Note the port city on the Atlantic Rio Grande, where the Lago dos Patos leads to the capital city of Porto Allegre. That's the Rio Grande they're bound for. Also note the location of the state - where the pampas of Argentina, Uruguay, Paraguay, and southern Brazil come together. In the nineteenth century, this was an important trading port for all the exports of the region - grain, dried beef, leather goods, and so on. That's why in the lyric "We'll head for Cape Horn and then pull her about."










Our first version is from the Kingston Trio - the original recording before arranger Jimmie Haskell's orchestrations were added for the group's Something Special album:



I actually thought that this was the only number on the album that didn't suffer unduly from the secondary music - the french horns evoking the sea swells was a nice little trick that Haskell stole from Debussy and that John Denver used effectively on "Calypso." Also, John Stewart here is using those extra frets on the long neck banjo - the key is E so JS is playing without a capo, all the way down the neck of the instrument.

Next up is the Revel Players doing a Robert Shaw Chorale-type harmonized version - and pronouncing "Rio" as "Rye-O" as American sailors apparently always did:



Artist Lord Drako Araxis is really talented, though I don't much like anime, especially in this context. But he's assembled the best collection of choral arrangements of chanteys on the web - plus we get a bit of the Poxy Bogards doing "Up And Away" at the end.

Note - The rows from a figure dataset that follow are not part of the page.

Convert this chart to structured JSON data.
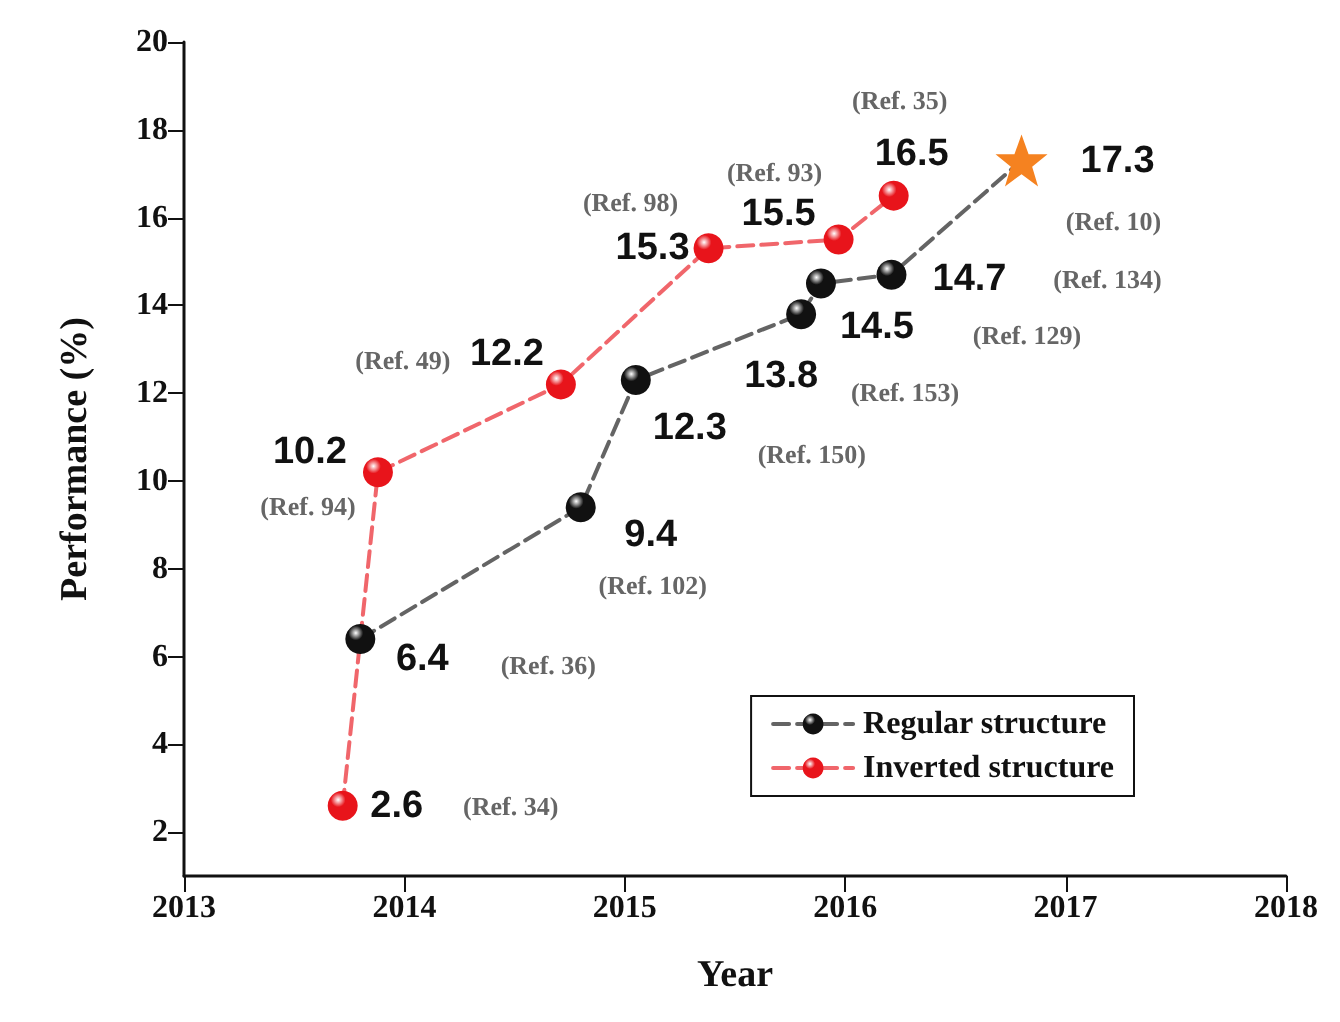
{
  "chart_data": {
    "type": "line",
    "xlabel": "Year",
    "ylabel": "Performance (%)",
    "xlim": [
      2013,
      2018
    ],
    "xticks": [
      2013,
      2014,
      2015,
      2016,
      2017,
      2018
    ],
    "ylim": [
      1,
      20
    ],
    "yticks": [
      2,
      4,
      6,
      8,
      10,
      12,
      14,
      16,
      18,
      20
    ],
    "grid": false,
    "legend": "bottom right",
    "line_style": "dashed",
    "data_labels": true,
    "series": [
      {
        "name": "Regular structure",
        "color": "#111111",
        "marker": [
          "circle",
          "circle",
          "circle",
          "circle",
          "circle",
          "circle",
          "star"
        ],
        "colors": [
          "#111111",
          "#111111",
          "#111111",
          "#111111",
          "#111111",
          "#111111",
          "#f58220"
        ],
        "x": [
          2013.8,
          2014.8,
          2015.05,
          2015.8,
          2015.89,
          2016.21,
          2016.8
        ],
        "values": [
          6.4,
          9.4,
          12.3,
          13.8,
          14.5,
          14.7,
          17.3
        ]
      },
      {
        "name": "Inverted structure",
        "color": "#e8141b",
        "marker": "circle",
        "x": [
          2013.72,
          2013.88,
          2014.71,
          2015.38,
          2015.97,
          2016.22
        ],
        "values": [
          2.6,
          10.2,
          12.2,
          15.3,
          15.5,
          16.5
        ]
      }
    ],
    "annotations": [
      "(Ref. 36)",
      "(Ref. 102)",
      "(Ref. 150)",
      "(Ref. 153)",
      "(Ref. 129)",
      "(Ref. 134)",
      "(Ref. 10)",
      "(Ref. 34)",
      "(Ref. 94)",
      "(Ref. 49)",
      "(Ref. 98)",
      "(Ref. 93)",
      "(Ref. 35)"
    ]
  }
}
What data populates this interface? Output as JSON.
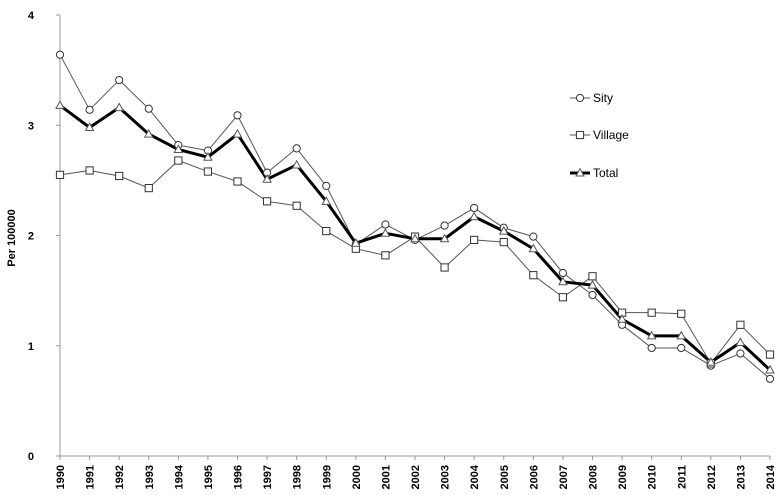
{
  "chart_data": {
    "type": "line",
    "ylabel": "Per 100000",
    "ylim": [
      0,
      4
    ],
    "yticks": [
      0,
      1,
      2,
      3,
      4
    ],
    "grid": false,
    "legend_position": "right",
    "x": [
      "1990",
      "1991",
      "1992",
      "1993",
      "1994",
      "1995",
      "1996",
      "1997",
      "1998",
      "1999",
      "2000",
      "2001",
      "2002",
      "2003",
      "2004",
      "2005",
      "2006",
      "2007",
      "2008",
      "2009",
      "2010",
      "2011",
      "2012",
      "2013",
      "2014"
    ],
    "series": [
      {
        "name": "Sity",
        "marker": "circle",
        "color": "#555555",
        "values": [
          3.64,
          3.14,
          3.41,
          3.15,
          2.82,
          2.77,
          3.09,
          2.57,
          2.79,
          2.45,
          1.92,
          2.1,
          1.96,
          2.09,
          2.25,
          2.07,
          1.99,
          1.66,
          1.46,
          1.19,
          0.98,
          0.98,
          0.82,
          0.93,
          0.7
        ]
      },
      {
        "name": "Village",
        "marker": "square",
        "color": "#555555",
        "values": [
          2.55,
          2.59,
          2.54,
          2.43,
          2.68,
          2.58,
          2.49,
          2.31,
          2.27,
          2.04,
          1.88,
          1.82,
          1.99,
          1.71,
          1.96,
          1.94,
          1.64,
          1.44,
          1.63,
          1.3,
          1.3,
          1.29,
          0.84,
          1.19,
          0.92
        ]
      },
      {
        "name": "Total",
        "marker": "triangle",
        "color": "#000000",
        "values": [
          3.18,
          2.98,
          3.16,
          2.92,
          2.78,
          2.71,
          2.92,
          2.51,
          2.64,
          2.31,
          1.93,
          2.02,
          1.97,
          1.97,
          2.17,
          2.04,
          1.88,
          1.58,
          1.55,
          1.24,
          1.09,
          1.09,
          0.85,
          1.03,
          0.78
        ]
      }
    ]
  }
}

Next - since about 1958 with the opening of the St. Lawrence Seaway, my hometown Chicago has in fact been a seaport - which is why they can have a Maritime Festival - here from 2009:



The Rambling Sailors with appropriate gusto from the Bristol Renaissance Faire last year:



The Metropolitan Opera's Leonard Warren did a full orchestra and chorus version:



David Peel, who performed for a time with Bob Shane of the KT after the 1967 break-up of the original group, here in a recent recording from Denver's Swallow Hill -



Finally, "Catmelodeon" gives us an authentic-sounding version on a melodeon, which is close enough to a concertina or an original keyless accordion to be maybe as sailors in the fo'c'sle might have heard it:



What a fine song it is, in nearly any version. The days of sail may be gone, but there are clearly a lot of musicians out there who are keeping its songs alive.